A ce stade de la démonstration, on pourrait croire que le caractère régressif des pulsions ne concerne que les pulsions de mort qui ont pour but de ramener l’organisme à l’état inanimé. Il y aurait alors une contradiction avec le caractère régressif général des pulsions qu’on a établi. En fait, ce n’est pas la régression en soi qui révèle la présence de la pulsion de mort. Les pulsions sexuelles ont elles aussi l’objectif de ramener l’organisme à un état antérieur.
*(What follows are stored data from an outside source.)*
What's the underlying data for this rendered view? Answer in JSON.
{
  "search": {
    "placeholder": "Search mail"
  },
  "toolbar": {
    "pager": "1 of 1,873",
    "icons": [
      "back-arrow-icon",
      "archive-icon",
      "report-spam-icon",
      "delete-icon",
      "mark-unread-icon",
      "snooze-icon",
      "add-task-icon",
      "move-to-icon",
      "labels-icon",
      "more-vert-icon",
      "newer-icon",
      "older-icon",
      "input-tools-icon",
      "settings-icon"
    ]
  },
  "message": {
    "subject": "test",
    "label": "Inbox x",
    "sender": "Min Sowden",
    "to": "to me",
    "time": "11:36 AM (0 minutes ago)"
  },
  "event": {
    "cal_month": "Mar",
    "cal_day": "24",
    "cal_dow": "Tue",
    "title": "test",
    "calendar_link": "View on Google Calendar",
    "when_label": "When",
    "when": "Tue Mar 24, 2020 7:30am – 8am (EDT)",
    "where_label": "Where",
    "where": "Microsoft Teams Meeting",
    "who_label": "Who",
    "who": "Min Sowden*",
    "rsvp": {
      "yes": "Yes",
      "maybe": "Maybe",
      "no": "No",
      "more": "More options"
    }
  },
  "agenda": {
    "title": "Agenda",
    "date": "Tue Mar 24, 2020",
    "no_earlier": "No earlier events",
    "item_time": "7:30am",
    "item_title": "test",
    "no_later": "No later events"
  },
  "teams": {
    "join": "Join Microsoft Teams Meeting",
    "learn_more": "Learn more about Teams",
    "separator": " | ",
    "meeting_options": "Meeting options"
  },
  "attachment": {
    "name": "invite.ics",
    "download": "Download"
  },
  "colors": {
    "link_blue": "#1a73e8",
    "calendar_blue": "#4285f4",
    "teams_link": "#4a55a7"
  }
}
Elles ont bien un caractère régressif qui se révèle particulièrement dans les cas de névroses, mais à la différence des pulsions de mort, leur but n’est pas de mettre fin à la vie. Si la fonction principale des pulsions sexuelles est de lier pour reproduire, permettre, conserver la vie, et si elles s’opposent aux pulsions de mort, alors « ramener l’organisme à l’état inanimé » signifie, pour les pulsions de mort, délier ce que les pulsions sexuelles ont lié. Liaison et dé-liaison, ce sont par ces deux fonctions que pulsions de vie et de mort se distinguent. La pulsion de mort se présente alors comme libre, déliée, comme dans la compulsion de répétition qui ramène l’individu à l’état d’effroi, état dans lequel la liaison psychique ne se réalise pas. On en déduit l’oeuvre de la pulsion de mort dans la compulsion de répétition comme expression d’une pulsion déliée. On saisit mieux l’opposition entre répétition comme expression d’une dé-liaison, et remémoration comme travail de liaison.
1 Ibid., p. 88.
2 S. Freud, Au-delà du principe de plaisir in Essais de psychanalyse, Payot, 1981 (1920), p. 91
3 Guillaume Apollinaire, Cortège (dernière strophe) in Alcools, 1913.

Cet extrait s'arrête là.